The tag on the deer appears to be an Ohio tag, so that's a good thing. But that deer does look familiar. Hope that I am wrong b/c that is a very nice deer.


----------



## BuckEyeBigBuck13 (Oct 7, 2006)

and also i would like to add.. that deers body looks a little small to be carrying around head gear like that ... it looks like a 5 year olds rack on a two year olds body ...


----------



## Reel Thing (Apr 5, 2004)

Sundays Columbus Dispatch

http://www.dispatch.com/live/conten...s26.ART_ART_10-26-08_C15_S7BMR8Q.html?sid=101

Dispatach must be better with the photoshop 
geowol


----------



## beatsworkin (Apr 12, 2004)

Awesome buck!

Hopefully that stops a few of the "speculations"......


----------



## Fishstix (Aug 16, 2005)

Once again, Ohio produces another spectacular buck...I love living in Ohio. We really got it made.


----------



## Fishman (Apr 5, 2004)

Very well written story there ya linked geowol. Leaves me to believe the buck is real, very nice!


----------



## DaleM (Apr 5, 2004)

Fishman-
Why would you think it was photoshopped?
The story was documented and the Buck was checked by ODNR officers. 
I don't understand why people have to doubt what seems like every big deer that is taken. Seems everytime one is posted someone doubts they are real. There are some very very large Bucks in Ohio and I'd bet we'll see even more that are bigger. Maybe it jealousy? I hope you read the dispatch as they had a great story about this deer.


----------



## Danshady (Dec 14, 2006)

sporty said:


> Holy _____________!!!!!


haha, my thoughts exactly!!!!!!! WOW


----------



## bkr43050 (Apr 5, 2004)

DaleM said:


> Fishman-
> Why would you think it was photoshopped?
> The story was documented and the Buck was checked by ODNR officers.
> I don't understand why people have to doubt what seems like every big deer that is taken. Seems everytime one is posted someone doubts they are real. There are some very very large Bucks in Ohio and I'd bet we'll see even more that are bigger. Maybe it jealousy? I hope you read the dispatch as they had a great story about this deer.

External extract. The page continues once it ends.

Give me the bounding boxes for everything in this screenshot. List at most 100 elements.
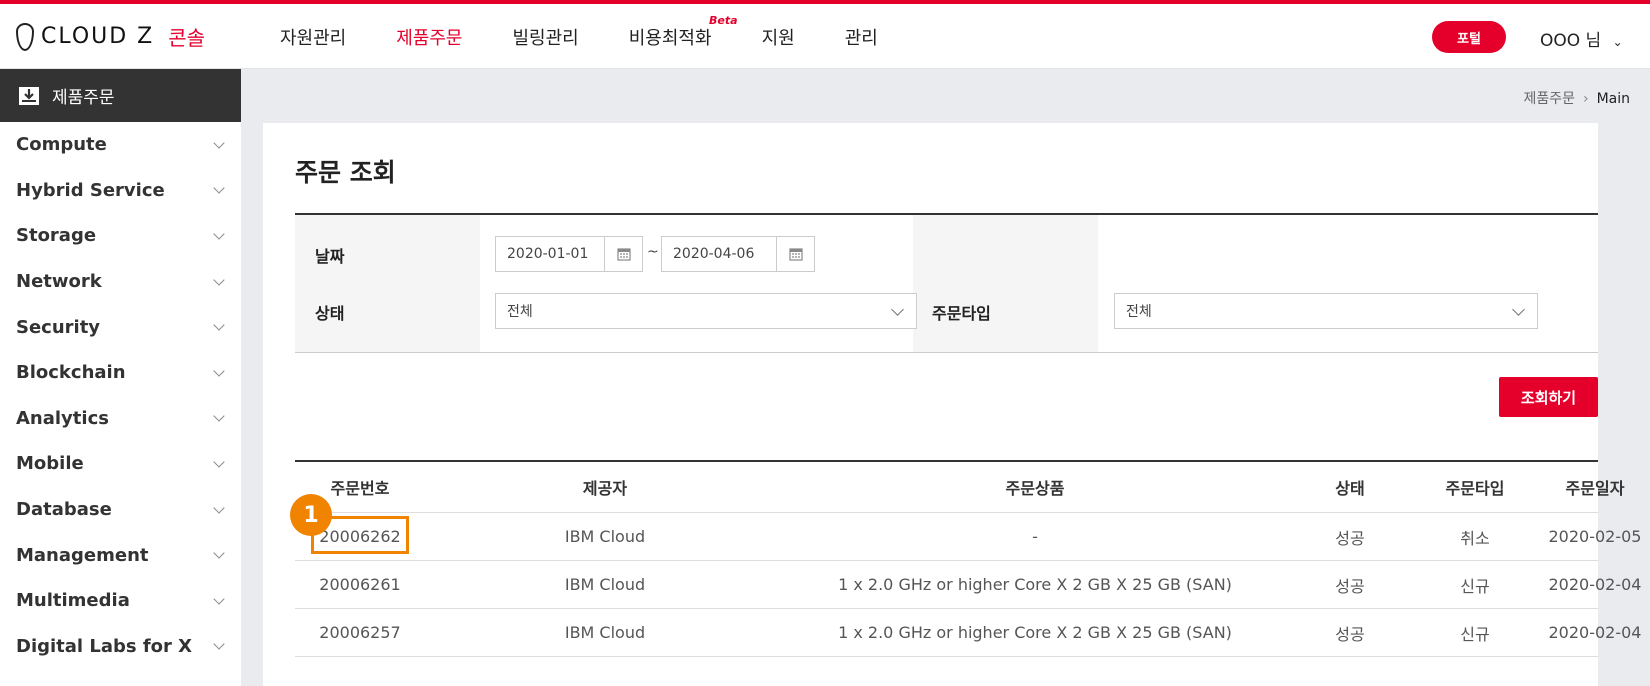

Geowol linked the Dispatch story up above. I am thinking you may have misread Fishman's last statement. I believe he was a doubter until he read that article. Hopefully that article will provide enough evidence for the rest of the doubters as well. No doubt every year there are at least a couple incidents where pictures circulate the net of photoshopped deer or deer taken somewhere/sometime else. I can understand skepticism when the pictures come from unkown sources. In this case Geowol seemed to have credible information and the Dispatch is supporting that.


----------



## Reel Thing (Apr 5, 2004)

It's All good
I think we've all been reeled in one time or another 
I know I have 
That's why I try to be positive on what I post could have sent the entire history of the kill, names, tag number bla bla bla only sent the pictures and knew it would be hitting the news pretty quick.
Now's when all the real rumors will start when joe the public gets a hold of it  

Lets hope for Big Buck wishes coming true for us all
Geowol


----------